Cisco’s Self Defending Network

I went over to Cisco in Herndon this morning to see a presentation on Cisco’s self-defending network. The goal of this product seems to differ from what I had been thinking of. My goal had been endpoint compliancy, and their product doesn’t do that today at all. It may do it tomorrow or in a few months. I translate that into the 12th of never, or whenever we feel like it. I know they have the Cisco Trust Agent coming out in July-August timeframe, so at least they are working on it.
Infoexpress has a product called Cybergatekeeper Lan and Cybergatekeeper remote. It allows the administrator to require that everyone on the network have passed an audit. It can check for the presense of antivirus software (by looking at processes, file versions and config files), that the AV software is up-to-date and configured correctly. If they dont have a template for the AV software you use, you can create one for yourself. The same is true for requiring patches or any other software. You can also prohibit machines with specific executables. You might do this to keep a specific virus off the network.
The problem with the Infoexpess approach at present is that it is extremely manual. When Sasser came out on a Saturday, I needed to write a rule to look for systems with that EXE.
Cisco does not currently match up at all with the Infoexpress product. They are working on a product called the Cisco Trust Agent. They are partnering with the four leading antivirus companies to create a agent built into the AV product that will report to the cisco management device the status of the antivirus so the machine can be isolated if it is not up to snuff. Very little is available on this product as it is not released yet. However, I have been told that it does not do enforcement of other things like personal firewalls or patches. In fact we do not yet know what level of enforcement will be possible for the antivirus product. I like to require that all files be scanned for example.
Where Cisco gets interesting is in the IDS product. Generally IDSes have been something that you hang outside your firewall or just before your DMZ. This IDS goes on the core routers of the company. This way it can do enforcement on all internal traffic. So you may get infected because I cant force you to patch, but I can shut you down once you do get infected. Perhaps a reasonable accommodation to people who dont want me to have any control over their system.
Another part of this IDS is the Cisco Security Agent. This is a host based intersion prevention system. It is behavior based in that it looks for activity it wouldn’t expect for the role that you have assigned to the computer. If I say that a server is running IIS, the agent recognizes the correct behavior of IIS and will take action if IIS starts spinning out of control or contacting a bunch of other servers on port 80.
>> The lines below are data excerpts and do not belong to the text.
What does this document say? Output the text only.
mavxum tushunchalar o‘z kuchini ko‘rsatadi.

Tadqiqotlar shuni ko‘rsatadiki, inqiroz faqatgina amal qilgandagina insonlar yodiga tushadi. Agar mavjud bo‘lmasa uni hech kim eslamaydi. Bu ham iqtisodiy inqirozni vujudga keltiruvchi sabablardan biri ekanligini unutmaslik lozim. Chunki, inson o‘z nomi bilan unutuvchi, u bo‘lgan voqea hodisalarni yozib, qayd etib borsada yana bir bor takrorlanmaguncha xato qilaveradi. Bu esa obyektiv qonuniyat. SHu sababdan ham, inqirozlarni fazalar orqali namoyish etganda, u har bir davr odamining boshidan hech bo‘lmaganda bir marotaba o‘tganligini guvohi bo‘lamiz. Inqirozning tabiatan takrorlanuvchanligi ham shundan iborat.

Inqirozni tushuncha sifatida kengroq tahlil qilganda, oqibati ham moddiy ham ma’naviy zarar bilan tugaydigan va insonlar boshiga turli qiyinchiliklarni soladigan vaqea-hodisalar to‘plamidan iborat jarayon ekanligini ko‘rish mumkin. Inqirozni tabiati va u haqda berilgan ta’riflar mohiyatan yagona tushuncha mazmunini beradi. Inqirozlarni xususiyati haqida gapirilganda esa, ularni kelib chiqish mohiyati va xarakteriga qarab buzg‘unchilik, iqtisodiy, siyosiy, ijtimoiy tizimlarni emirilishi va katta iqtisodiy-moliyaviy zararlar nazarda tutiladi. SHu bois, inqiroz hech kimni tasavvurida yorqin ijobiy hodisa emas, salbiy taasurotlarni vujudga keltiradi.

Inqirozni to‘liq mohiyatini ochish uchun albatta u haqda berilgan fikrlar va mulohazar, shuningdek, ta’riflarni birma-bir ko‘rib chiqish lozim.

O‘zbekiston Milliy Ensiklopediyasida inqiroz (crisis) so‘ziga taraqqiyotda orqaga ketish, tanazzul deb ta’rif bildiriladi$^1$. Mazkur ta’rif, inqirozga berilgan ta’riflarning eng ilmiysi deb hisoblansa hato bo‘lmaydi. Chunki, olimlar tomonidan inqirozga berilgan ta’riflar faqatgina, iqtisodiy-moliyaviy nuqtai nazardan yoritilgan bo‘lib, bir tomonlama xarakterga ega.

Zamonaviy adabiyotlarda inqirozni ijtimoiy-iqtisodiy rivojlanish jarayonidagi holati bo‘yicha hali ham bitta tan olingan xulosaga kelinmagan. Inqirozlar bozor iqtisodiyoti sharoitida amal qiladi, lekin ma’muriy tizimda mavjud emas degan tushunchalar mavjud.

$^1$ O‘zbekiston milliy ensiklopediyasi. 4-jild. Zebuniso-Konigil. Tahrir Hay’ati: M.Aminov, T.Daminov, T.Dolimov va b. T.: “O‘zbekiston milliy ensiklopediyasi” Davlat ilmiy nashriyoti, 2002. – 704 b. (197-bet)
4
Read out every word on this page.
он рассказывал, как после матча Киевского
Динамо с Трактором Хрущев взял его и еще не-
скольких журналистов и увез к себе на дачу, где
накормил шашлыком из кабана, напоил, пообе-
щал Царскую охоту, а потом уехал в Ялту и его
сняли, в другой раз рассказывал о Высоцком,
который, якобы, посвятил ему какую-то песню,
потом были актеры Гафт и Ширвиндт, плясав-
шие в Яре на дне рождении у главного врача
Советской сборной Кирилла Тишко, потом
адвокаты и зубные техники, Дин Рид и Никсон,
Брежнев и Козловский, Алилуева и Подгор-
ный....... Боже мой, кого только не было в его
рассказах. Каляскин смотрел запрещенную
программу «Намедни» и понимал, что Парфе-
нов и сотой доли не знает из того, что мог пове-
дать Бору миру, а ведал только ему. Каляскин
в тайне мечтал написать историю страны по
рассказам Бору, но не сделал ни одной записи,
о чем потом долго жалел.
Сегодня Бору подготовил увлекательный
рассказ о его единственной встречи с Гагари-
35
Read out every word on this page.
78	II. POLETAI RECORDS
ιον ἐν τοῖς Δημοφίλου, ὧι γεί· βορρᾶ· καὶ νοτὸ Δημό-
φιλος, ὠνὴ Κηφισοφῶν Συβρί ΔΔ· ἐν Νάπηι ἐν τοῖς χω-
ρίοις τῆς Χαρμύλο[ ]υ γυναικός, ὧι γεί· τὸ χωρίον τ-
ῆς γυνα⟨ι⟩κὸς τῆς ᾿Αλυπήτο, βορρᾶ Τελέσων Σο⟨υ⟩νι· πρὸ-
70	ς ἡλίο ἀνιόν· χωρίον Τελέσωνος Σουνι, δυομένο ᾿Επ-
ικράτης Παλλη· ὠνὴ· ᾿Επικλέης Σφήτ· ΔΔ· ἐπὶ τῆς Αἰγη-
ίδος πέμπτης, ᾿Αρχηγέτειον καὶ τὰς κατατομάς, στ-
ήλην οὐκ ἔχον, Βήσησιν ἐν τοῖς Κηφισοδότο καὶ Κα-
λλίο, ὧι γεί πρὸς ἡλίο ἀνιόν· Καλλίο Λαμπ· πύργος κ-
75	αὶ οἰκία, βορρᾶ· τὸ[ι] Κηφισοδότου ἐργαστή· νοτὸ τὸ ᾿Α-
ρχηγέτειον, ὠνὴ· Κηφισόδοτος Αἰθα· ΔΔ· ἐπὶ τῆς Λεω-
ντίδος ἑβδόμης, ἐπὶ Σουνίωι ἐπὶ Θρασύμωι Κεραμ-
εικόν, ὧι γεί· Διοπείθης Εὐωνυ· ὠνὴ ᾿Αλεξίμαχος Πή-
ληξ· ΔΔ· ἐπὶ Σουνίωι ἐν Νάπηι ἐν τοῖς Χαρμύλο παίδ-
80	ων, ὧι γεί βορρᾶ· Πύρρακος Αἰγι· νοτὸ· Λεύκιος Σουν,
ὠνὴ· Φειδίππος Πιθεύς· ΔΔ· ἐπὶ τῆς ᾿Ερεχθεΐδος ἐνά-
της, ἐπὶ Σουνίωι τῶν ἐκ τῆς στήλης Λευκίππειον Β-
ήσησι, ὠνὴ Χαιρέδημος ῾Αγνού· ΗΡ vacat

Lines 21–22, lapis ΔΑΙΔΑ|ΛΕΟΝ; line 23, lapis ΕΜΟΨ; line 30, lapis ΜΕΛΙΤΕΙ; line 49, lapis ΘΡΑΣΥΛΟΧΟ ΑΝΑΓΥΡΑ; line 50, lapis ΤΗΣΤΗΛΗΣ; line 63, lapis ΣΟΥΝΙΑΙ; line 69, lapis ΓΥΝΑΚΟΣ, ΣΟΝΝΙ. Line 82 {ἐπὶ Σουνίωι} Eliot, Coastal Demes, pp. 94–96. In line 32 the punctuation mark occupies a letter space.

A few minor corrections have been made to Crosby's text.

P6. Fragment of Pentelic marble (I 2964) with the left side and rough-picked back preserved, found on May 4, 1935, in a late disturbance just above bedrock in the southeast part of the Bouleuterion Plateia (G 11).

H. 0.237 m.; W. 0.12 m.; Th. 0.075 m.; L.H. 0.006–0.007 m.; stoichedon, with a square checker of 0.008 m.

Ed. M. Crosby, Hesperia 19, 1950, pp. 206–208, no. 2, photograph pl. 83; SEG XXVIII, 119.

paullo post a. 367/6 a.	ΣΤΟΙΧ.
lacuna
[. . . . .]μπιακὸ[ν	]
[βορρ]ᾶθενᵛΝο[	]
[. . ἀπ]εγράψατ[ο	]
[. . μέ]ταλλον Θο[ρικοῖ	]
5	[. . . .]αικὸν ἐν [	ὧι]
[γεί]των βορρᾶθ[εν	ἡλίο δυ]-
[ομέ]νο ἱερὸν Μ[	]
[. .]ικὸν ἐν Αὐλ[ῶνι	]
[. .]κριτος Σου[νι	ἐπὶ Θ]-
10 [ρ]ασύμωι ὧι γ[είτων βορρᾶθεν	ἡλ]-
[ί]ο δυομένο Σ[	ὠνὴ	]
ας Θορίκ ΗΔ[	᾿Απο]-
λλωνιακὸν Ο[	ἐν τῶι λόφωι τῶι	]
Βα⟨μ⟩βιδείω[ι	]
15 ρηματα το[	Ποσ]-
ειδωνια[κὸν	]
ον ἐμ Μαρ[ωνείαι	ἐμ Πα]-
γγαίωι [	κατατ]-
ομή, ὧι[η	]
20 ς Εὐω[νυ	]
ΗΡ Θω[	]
Another interesting security feature is 802.1x. If a user is authenticated, they are placed on the corporate lan. If they are not, then they drop into a restricted vlan that may have access to the Internet only (still restricted by websense and behind the corporate firewall).
A lot of products in a short period of time, but it is exciting to see what can be done to keep the network safe. Speaking of safe, time to see if we can crack open the safe to get some money to pay for this.